6. L’effetto sanante del parere favorevole di compatibilità paesaggistica è stato, anch’esso, correttamente escluso, sia perché la ricorrente non ha mai compiuto alcun atto di impulso del procedimento di condono ambientale, essendosi limitata ad avanzare istanza per l'ottenimento del condono edilizio (cfr.
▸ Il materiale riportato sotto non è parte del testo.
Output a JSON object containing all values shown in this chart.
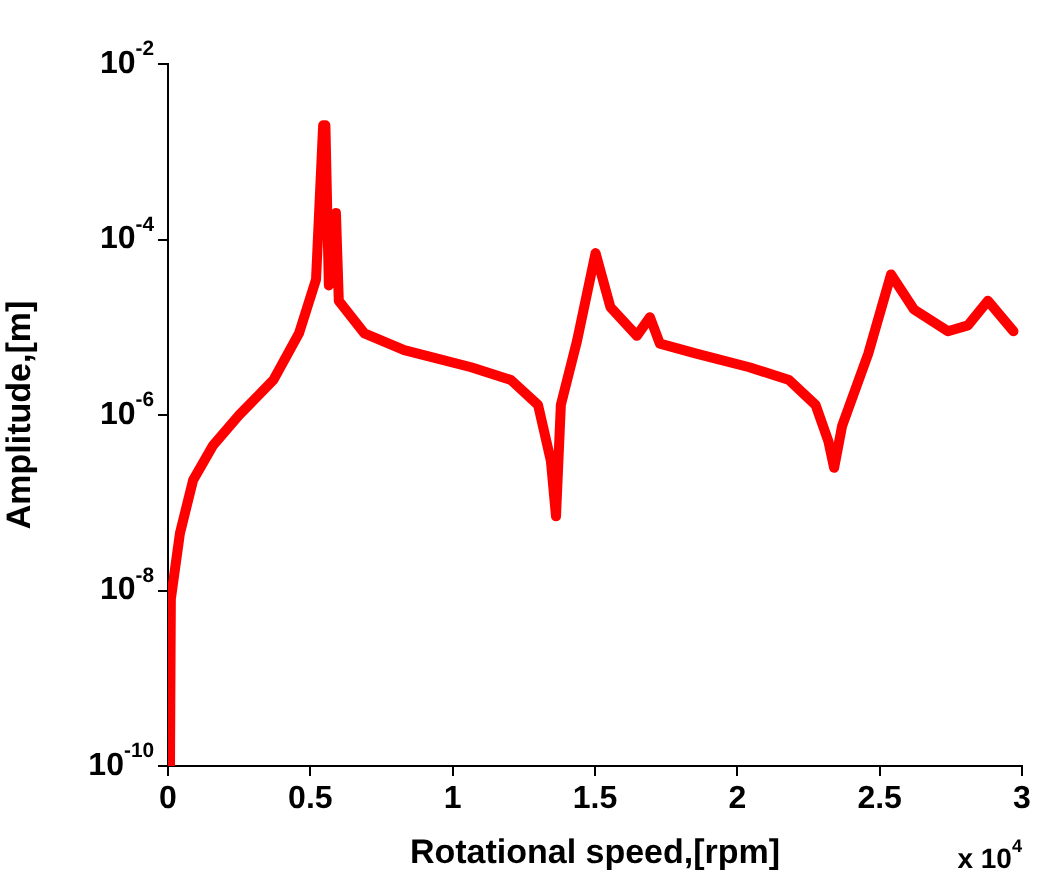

Sez. 3, n. 24410 del 09/02/2016, Pezzuto, Rv. 267191, secondo cui l'autorizzazione paesaggistica in sanatoria, al di fuori dei casi previsti dall'art. 167, commi quarto e quinto, d.lgs. n. 42 del 2004, non può essere rilasciata successivamente alla realizzazione, anche parziale, degli interventi, e, non avendo equipollenti, produce l'estinzione del reato previsto dall'art. 181 del d.lgs. 22 gennaio 2004, n. 42 solo se rilasciata all'esito della procedura prevista dal comma primo quater della medesima norma, con la conseguente esclusione dell'efficacia sanante del parere favorevole espresso dal soprintendente nell'ambito del separato procedimento per il rilascio del permesso di costruire in sanatoria ai sensi dell'art. 36 d.P.R. n. 380 del 2001, o in sede di conferenza di servizi, ex art. 14, comma terzo bis, l. n. 241 del 1990); sia perché tale effetto sanante si determina solamente, ai sensi del citato art. 181, comma 1 ter, d.lgs. 42/2004, per i lavori, realizzati in assenza o difformità dall'autorizzazione  paesaggistica, che non abbiano determinato creazione di superfici utili o volumi ovvero aumento di quelli legittimamente realizzati, ovvero per l'impiego di materiali in difformità dall'autorizzazione paesaggistica, o per i lavori configurabili quali  interventi  di  manutenzione ordinaria o straordinaria ai sensi dell'articolo 3 del decreto del Presidente della Repubblica 6 giugno 2001, n. 380, con la conseguente esclusione dei lavori realizzati dalla Lo Iacono dal novero di quelli suscettibili di sanatoria ambientale, che hanno, come già ricordato, comportato l’aumento di superfici e volumi (cfr. Sez. 3, n. 190 del 12/11/2020, dep. 2021, Susana, Rv. 281131, secondo cui il rilascio postumo dell'autorizzazione paesaggistica al di fuori dei limiti in cui essa è consentita ai sensi dell'art. 167, commi 4 e 5, d.lgs. 22 gennaio 2004, n. 42, non consentendo la sanatoria urbanistica ex art. 36 d.P.R. 6 giugno 2001, n. 380, non produce alcun effetto estintivo dei reati edilizi né preclude l'emissione dell'ordine di rimessione in pristino dell'immobile abusivo edificato in zona vincolata).

7. Il ricorso deve, in conclusione, essere dichiarato inammissibile, a cagione della manifesta infondatezza di tutti i motivi ai quali è stato affidato.
L’inammissibilità originaria del ricorso esclude il rilievo della eventuale prescrizione verificatasi successivamente alla sentenza di secondo grado, giacché detta inammissibilità impedisce la costituzione di un valido rapporto processuale di impugnazione innanzi al giudice di legittimità, e preclude l'apprezzamento di una eventuale causa di estinzione del reato intervenuta successivamente alla decisione impugnata (Sez. un., 22 novembre 2000, n. 32, De Luca, Rv. 217266; conformi, Sez. un., 2/3/2005, n. 23428, Bracale, Rv. 231164, e Sez. un., 28/2/2008, n. 19601, Niccoli, Rv. 239400; in ultimo Sez. 2, n. 28848 del 8.5.2013, Rv. 256463; Sez. 2, n. 53663 del 20/11/2014, Rasizzi Scalora, Rv. 261616; nonché Sez.  U, n. 6903 del 27/05/2016, dep. 14/02/2017, Aiello, Rv. 268966).
Alla declaratoria di inammissibilità del ricorso consegue, ex art. 616 cod. proc. pen., l’onere delle spese del procedimento, nonché del versamento di una somma in favore della Cassa delle Ammende, che si determina equitativamente, in ragione dei motivi dedotti, nella misura di euro 3.000,00.

P.Q.M.

Dichiara inammissibile il ricorso e condanna la ricorrente al pagamento delle spese processuali e della somma di euro tremila in favore della Cassa delle Ammende.